Despite Bush administration pledges to reconstruct the country, only six percent of Afghans have access to electricity. Less than 20 percent have access to clean water. Although the gross domestic product has grown by 80 percent since the nadir of 2001, and may be $7 billion next year, most of that increase comes from the drug trade or from foreign assistance. (Some of the increase also comes from the end of a decade-long drought in the late 90s and early 00s, which had reduced the country's arable land by 50 percent. The coming of the rains again is good luck but nothing to do with policy). About half the economy of Afghanistan is generated by the poppy crop, which becomes opium and then heroin in Europe. Afghanistan produces 87 percent of the world's opium and heroin, and no other country comes close in its dedication of agricultural land to drug production (over 200,000 hectares).

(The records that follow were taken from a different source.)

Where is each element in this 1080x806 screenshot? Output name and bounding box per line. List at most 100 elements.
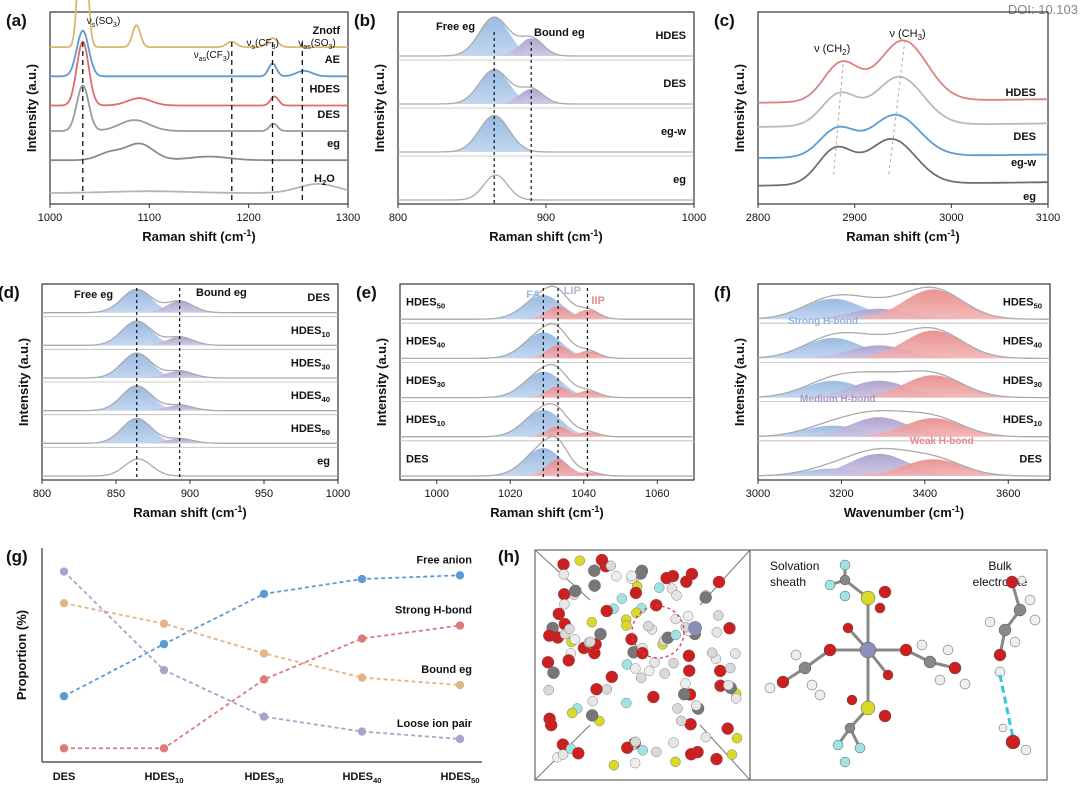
atom bbox=[839, 590, 851, 602]
envelope-line bbox=[398, 114, 694, 153]
atom bbox=[725, 662, 736, 674]
y-axis-label: Intensity (a.u.) bbox=[16, 338, 31, 426]
series-label: eg bbox=[673, 174, 686, 186]
simulation-frame bbox=[534, 549, 1048, 781]
series-line-Znotf bbox=[50, 0, 348, 48]
deconvolved-peak bbox=[400, 345, 694, 359]
data-point bbox=[259, 675, 269, 684]
x-tick-label: 2900 bbox=[842, 212, 866, 224]
panel-e: (e) Intensity (a.u.) 1000 1020 1040 1060 Raman… bbox=[356, 283, 695, 520]
solvation-highlight bbox=[631, 605, 685, 659]
atom bbox=[569, 634, 581, 645]
atom bbox=[710, 752, 723, 766]
series-label: HDES10 bbox=[291, 325, 330, 339]
x-axis-label: Raman shift (cm-1) bbox=[489, 228, 603, 244]
plot-frame bbox=[399, 283, 695, 481]
series-label: DES bbox=[317, 109, 340, 121]
deconvolved-peak bbox=[758, 375, 1050, 398]
atom bbox=[839, 574, 851, 586]
panel-d: (d) Intensity (a.u.) 800 850 900 950 1000 Raman… bbox=[0, 283, 350, 520]
series-label: DES bbox=[406, 453, 429, 465]
x-tick-label: 1000 bbox=[38, 212, 62, 224]
panel-c: (c) Intensity (a.u.) 2800 2900 3000 3100 Raman… bbox=[714, 11, 1060, 244]
series-line bbox=[63, 570, 461, 740]
series-label: AE bbox=[325, 54, 340, 66]
atom bbox=[1017, 575, 1027, 585]
atom bbox=[844, 722, 856, 734]
data-point bbox=[59, 599, 69, 608]
atom bbox=[586, 617, 597, 628]
series-line bbox=[64, 624, 461, 750]
data-point bbox=[59, 744, 69, 753]
atom bbox=[552, 607, 565, 621]
envelope-line bbox=[42, 352, 338, 379]
deconvolved-peak bbox=[398, 69, 694, 104]
deconvolved-peak bbox=[42, 438, 338, 444]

The government lives on international welfare. Some 92 percent of Afghan government expenditures come from foreign assistance. The Afghan government is worse at collecting taxes than fourth world countries in subsaharan Africa. Unemployment remains at 35 percent. Unemployment is estimated to have been 25 percent in the US during the Great Depression.
The great danger is renewed Muslim radicalism and the reemergence of al-Qaeda, combined with a narco-terrorism that could make Colombia's FARC look like minor players.
Juan Cole
I reproduced this post here in full because for some reason Cole's site is down, I got this off of my news reader but I can not bring up Cole's site.